The unveiling of the Narmour and Smith marker was done by Chip Narmour and sister Laura N. Oakes, both children of Willie’s son, the late Coleman Narmour, who shared his dad’s story of how “Carroll County Blues” came into being.
Hands carefully removed Willie Narmour’s fragile old fiddle with its hand-whittled turning peg out of its carrying case to show the public on Narmour & Smith’s big day in their county seat of Carrollton, Mississippi.
from http://winonatimes.com:
Narmour and his partner, Shellie Walton Smith, were “Narmour & Smith,” who in 1929 recorded a rousing tune they had created, “Carroll County Blues.” The duo made other recordings as well, but the Depression stunted the growth of the recording industry for years. Like John Hurt, Narmour and Smith were poor farmers — though talented musicians.
John Hurt was first recorded in the late 1920s after a neighbor, fiddler Willie Thomas Narmour, recommended him to a traveling record producer. Had it not been for these early recordings, which were found and enjoyed by some men from the Northeast during the folk music revival of the 1960s, it’s unlikely Hurt would have been “rediscovered.”

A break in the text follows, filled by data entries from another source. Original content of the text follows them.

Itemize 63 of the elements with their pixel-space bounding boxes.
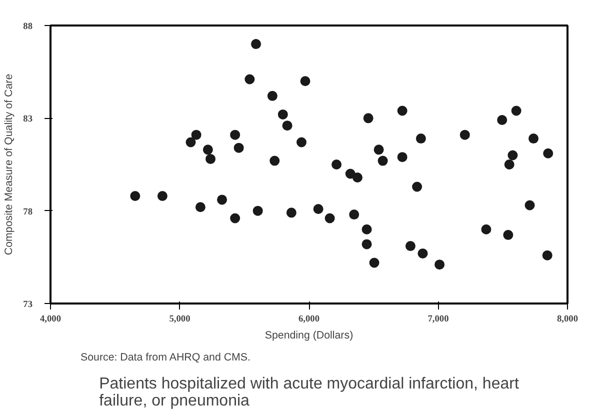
y-tick-label: 83 [23,114,33,125]
point [481,224,492,234]
point [157,191,168,201]
point [130,191,140,201]
y-axis-title: Composite Measure of Quality of Care [3,74,16,256]
point [186,137,196,148]
point [508,150,518,160]
y-tick-label: 88 [23,22,33,32]
point [270,156,280,166]
point [286,208,296,218]
point [504,160,514,170]
point [543,148,554,158]
point [362,239,372,250]
point [206,154,216,164]
point [332,160,342,170]
point [362,224,372,234]
point [378,156,388,166]
point [511,106,522,116]
point [313,204,324,214]
x-tick-label: 4,000 [40,314,62,324]
point [230,213,240,224]
x-tick-label: 8,000 [557,314,578,324]
point [528,134,539,144]
point [369,258,380,268]
point [374,144,384,155]
point [191,130,202,140]
point [397,152,408,162]
x-tick-label: 7,000 [428,314,450,324]
point [234,142,244,153]
point [418,248,428,258]
point [195,202,206,212]
point [412,182,422,192]
point [282,120,292,131]
point [503,230,514,240]
point [416,134,426,144]
point [397,106,408,116]
point [349,210,360,220]
source-note: Source: Data from AHRQ and CMS. [80,352,250,364]
point [244,74,255,84]
point [524,200,535,210]
point [434,260,445,270]
point [202,144,213,155]
y-tick-label: 73 [23,300,33,310]
point [300,76,310,86]
point [230,130,240,140]
y-tick-label: 78 [23,207,33,218]
point [252,206,263,216]
point [296,137,307,148]
x-axis-title: Spending (Dollars) [264,330,354,342]
point [405,241,416,252]
point [278,109,288,120]
point [251,39,262,50]
point [217,194,228,205]
point [460,130,470,140]
x-tick-label: 5,000 [169,314,191,324]
x-tick-label: 6,000 [298,314,320,324]
point [352,172,362,182]
point [324,213,335,224]
point [267,90,278,101]
point [497,115,508,126]
point [363,113,374,124]
point [542,250,552,260]
text: Patients hospitalized with acute myocardial infarction, heart failure, or pneumonia [99,376,520,410]
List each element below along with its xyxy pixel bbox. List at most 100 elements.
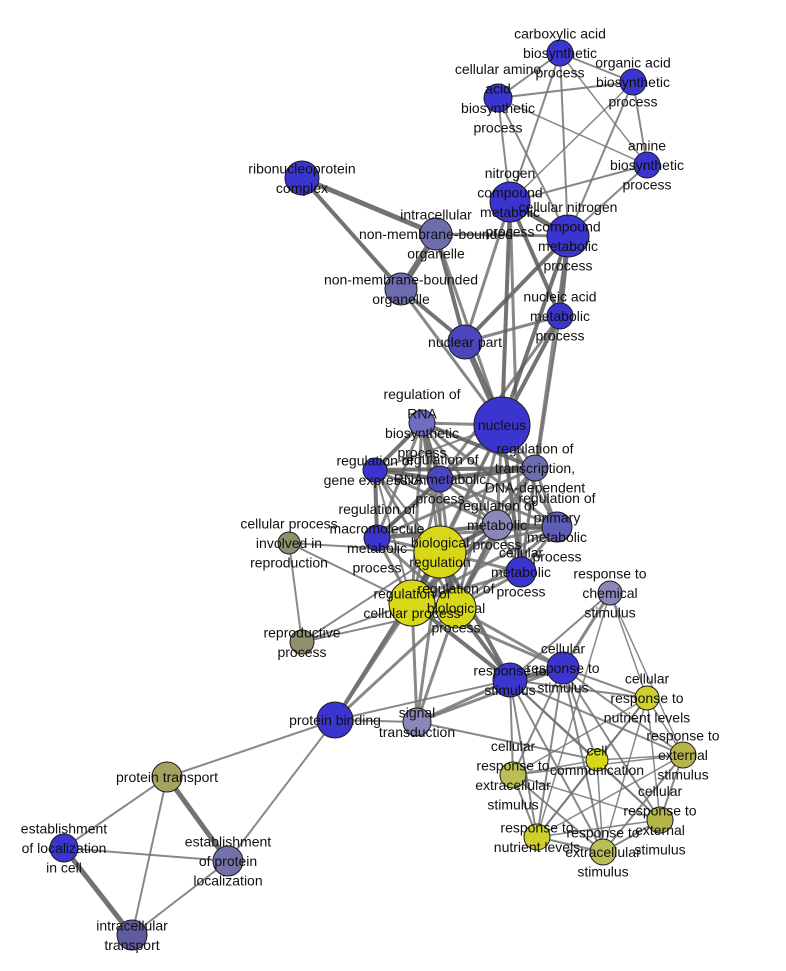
node-cres[interactable] (499, 761, 527, 789)
node-label: biological (411, 534, 469, 550)
node-rtdd[interactable] (521, 454, 549, 482)
edge (463, 234, 570, 344)
node-cc[interactable] (585, 748, 609, 772)
edge (559, 52, 648, 166)
node-ncm[interactable] (489, 181, 531, 223)
edge (512, 759, 598, 776)
node-label: reproduction (250, 555, 328, 571)
node-rexs[interactable] (589, 838, 617, 866)
node-label: biosynthetic (523, 45, 597, 61)
node-label: protein transport (116, 769, 218, 785)
node-res[interactable] (669, 741, 697, 769)
node-label: cellular (499, 545, 544, 561)
node-label: metabolic (527, 529, 587, 545)
node-label: response to (476, 757, 549, 773)
edge (509, 679, 604, 853)
node-br[interactable] (413, 525, 467, 579)
node-rmp[interactable] (481, 509, 513, 541)
node-rbp[interactable] (435, 587, 477, 629)
node-rcp[interactable] (388, 579, 436, 627)
node-label: cellular (491, 738, 536, 754)
node-label: nutrient levels (494, 839, 580, 855)
edge (299, 175, 439, 237)
node-cncm[interactable] (546, 214, 590, 258)
edge (536, 754, 684, 838)
node-rrmp[interactable] (426, 465, 454, 493)
node-rnp[interactable] (284, 160, 320, 196)
node-rnl[interactable] (523, 823, 551, 851)
node-label: response to (473, 662, 546, 678)
edge (512, 697, 648, 776)
node-nuc[interactable] (473, 396, 531, 454)
node-label: reproductive (263, 624, 340, 640)
node-label: RNA (407, 405, 437, 421)
node-np[interactable] (447, 324, 483, 360)
node-rs[interactable] (492, 662, 528, 698)
node-label: metabolic (538, 238, 598, 254)
node-am[interactable] (633, 151, 661, 179)
edge (415, 550, 442, 724)
node-label: protein binding (289, 712, 381, 728)
node-label: process (496, 584, 545, 600)
node-label: cellular (625, 671, 670, 687)
node-label: process (622, 177, 671, 193)
node-label: response to (500, 819, 573, 835)
node-label: metabolic (491, 564, 551, 580)
node-label: intracellular (400, 207, 472, 223)
edge (373, 468, 458, 610)
node-pb[interactable] (316, 701, 354, 739)
node-label: nucleus (478, 417, 526, 433)
node-label: communication (550, 762, 644, 778)
node-label: complex (276, 180, 328, 196)
node-label: regulation of (496, 441, 573, 457)
edge (596, 754, 684, 761)
edge (609, 592, 684, 756)
node-crnl[interactable] (634, 685, 660, 711)
node-label: RNA metabolic (394, 471, 487, 487)
edge (536, 667, 564, 838)
node-caa[interactable] (483, 83, 513, 113)
edge (512, 774, 661, 821)
node-label: in cell (46, 860, 82, 876)
node-label: of protein (199, 853, 257, 869)
node-rge[interactable] (362, 457, 388, 483)
node-label: gene expression (324, 472, 427, 488)
edge (334, 679, 511, 721)
node-ca[interactable] (546, 39, 574, 67)
node-label: external (635, 822, 685, 838)
node-cpir[interactable] (277, 531, 301, 555)
node-nmbo[interactable] (384, 272, 418, 306)
node-oa[interactable] (619, 68, 647, 96)
node-pt[interactable] (151, 761, 183, 793)
node-label: stimulus (484, 682, 535, 698)
node-nam[interactable] (546, 302, 574, 330)
node-rrbp[interactable] (408, 409, 436, 437)
edge (500, 234, 570, 427)
node-epl[interactable] (212, 845, 244, 877)
node-st[interactable] (402, 707, 432, 737)
edge (497, 81, 634, 99)
edge (536, 819, 661, 838)
node-elc[interactable] (49, 833, 79, 863)
node-label: cell (586, 742, 607, 758)
edge (227, 719, 336, 862)
node-cmp[interactable] (505, 556, 537, 588)
node-rpmp[interactable] (541, 511, 573, 543)
edge (596, 759, 661, 821)
edge (562, 667, 604, 853)
node-rcs[interactable] (597, 580, 623, 606)
node-it[interactable] (116, 919, 148, 951)
edge (509, 592, 611, 681)
node-label: response to (526, 660, 599, 676)
node-label: metabolic (530, 308, 590, 324)
node-crs[interactable] (546, 651, 580, 685)
node-label: cellular amino (455, 61, 542, 77)
node-layer (49, 39, 697, 951)
node-crexs[interactable] (646, 806, 674, 834)
edge (375, 525, 559, 540)
node-rp[interactable] (289, 629, 315, 655)
node-rmmp[interactable] (363, 524, 391, 552)
node-inmbo[interactable] (419, 217, 453, 251)
edge (559, 52, 569, 237)
edge (333, 606, 458, 722)
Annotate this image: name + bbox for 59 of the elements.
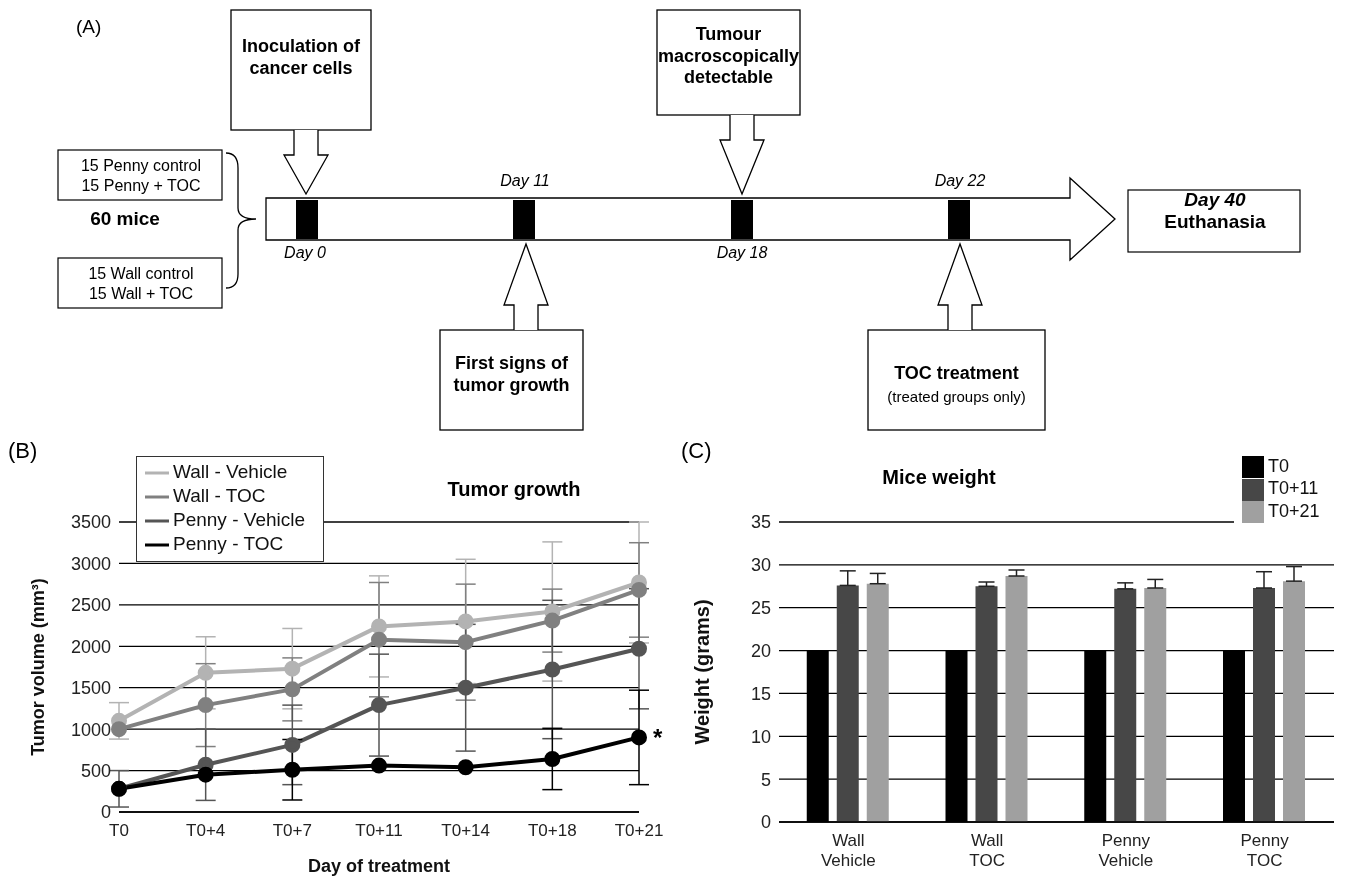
legend-label: T0+11: [1268, 478, 1319, 499]
text: Day 11: [499, 171, 551, 191]
annotation: *: [653, 723, 663, 751]
y-tick-label: 2500: [70, 595, 111, 616]
legend-label: Penny - TOC: [173, 533, 284, 555]
text: Inoculation of cancer cells: [241, 36, 361, 80]
legend-label: Wall - Vehicle: [173, 461, 288, 483]
text: Day 22: [933, 171, 987, 191]
legend-label: Penny - Vehicle: [173, 509, 306, 531]
y-tick-label: 5: [760, 769, 771, 790]
text: (A): [76, 16, 103, 39]
y-tick-label: 15: [750, 683, 771, 704]
text: 15 Penny + TOC: [80, 176, 202, 196]
x-tick-label: T0+7: [272, 821, 312, 840]
y-tick-label: 1500: [70, 678, 111, 699]
x-tick-label: T0: [109, 821, 129, 840]
y-tick-label: 10: [750, 726, 771, 747]
y-tick-label: 0: [760, 812, 771, 833]
text: First signs of tumor growth: [452, 353, 571, 397]
text: TOC treatment: [893, 363, 1020, 385]
legend-label: T0+21: [1268, 500, 1320, 521]
text: 15 Penny control: [79, 156, 203, 176]
text: Euthanasia: [1163, 211, 1267, 234]
text: Day 18: [715, 243, 769, 263]
x-tick-label: T0+18: [527, 821, 577, 840]
chart-title: Mice weight: [881, 466, 997, 489]
text: 60 mice: [89, 208, 161, 231]
x-tick-label: T0+14: [441, 821, 491, 840]
legend-label: T0: [1268, 456, 1290, 476]
text: (C): [681, 438, 712, 464]
y-tick-label: 500: [80, 760, 111, 781]
text: 15 Wall + TOC: [87, 284, 195, 304]
text: Day 0: [283, 243, 327, 263]
x-axis-title: Day of treatment: [307, 856, 451, 876]
text: Tumour macroscopically detectable: [657, 24, 800, 89]
y-tick-label: 30: [750, 555, 771, 576]
legend-label: Wall - TOC: [173, 485, 266, 507]
y-tick-label: 2000: [70, 636, 111, 657]
x-tick-label: Wall TOC: [969, 831, 1005, 870]
y-tick-label: 35: [750, 512, 771, 533]
x-tick-label: T0+21: [614, 821, 664, 840]
x-tick-label: Penny Vehicle: [1098, 831, 1154, 870]
y-tick-label: 0: [100, 802, 111, 823]
chart-title: Tumor growth: [446, 478, 582, 501]
text: (treated groups only): [886, 388, 1027, 406]
text: (B): [8, 438, 38, 464]
text: Day 40: [1183, 189, 1247, 212]
y-axis-title: Weight (grams): [691, 599, 713, 745]
x-tick-label: T0+4: [186, 821, 226, 840]
y-axis-title: Tumor volume (mm³): [28, 578, 48, 756]
y-tick-label: 3000: [70, 553, 111, 574]
text: 15 Wall control: [87, 264, 195, 284]
y-tick-label: 25: [750, 598, 771, 619]
x-tick-label: T0+11: [355, 821, 403, 840]
x-tick-label: Wall Vehicle: [820, 831, 876, 870]
y-tick-label: 3500: [70, 512, 111, 533]
y-tick-label: 20: [750, 640, 771, 661]
y-tick-label: 1000: [70, 719, 111, 740]
x-tick-label: Penny TOC: [1240, 831, 1290, 870]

As people from that era often observed: Nobody had any money back then. Hurt would at times “spell” other musicians, including Narmour & Smith, at house parties, which comprised much of the entertainments throughout the countryside.
As it was, the late Tom Hoskins had, through listening to a number of “78s,” learned of several early talents from Carroll County around Avalon. Hoskins determined to see if some were still kicking. He came through the area in early 1963 trying to find one of them in particular: John Hurt, whose output had included “Avalon Blues.”
A soft-spoken farm worker who at the time lived in the same shotgun cabin that in July 2002 was dedicated (in a different location than from when the Hurts lived in it up on the Perkins place a bit east of the Valley Store) as the Hurt Museum, John Hurt had kept busy during the intervening years playing guitar and singing mostly for neighborhood events.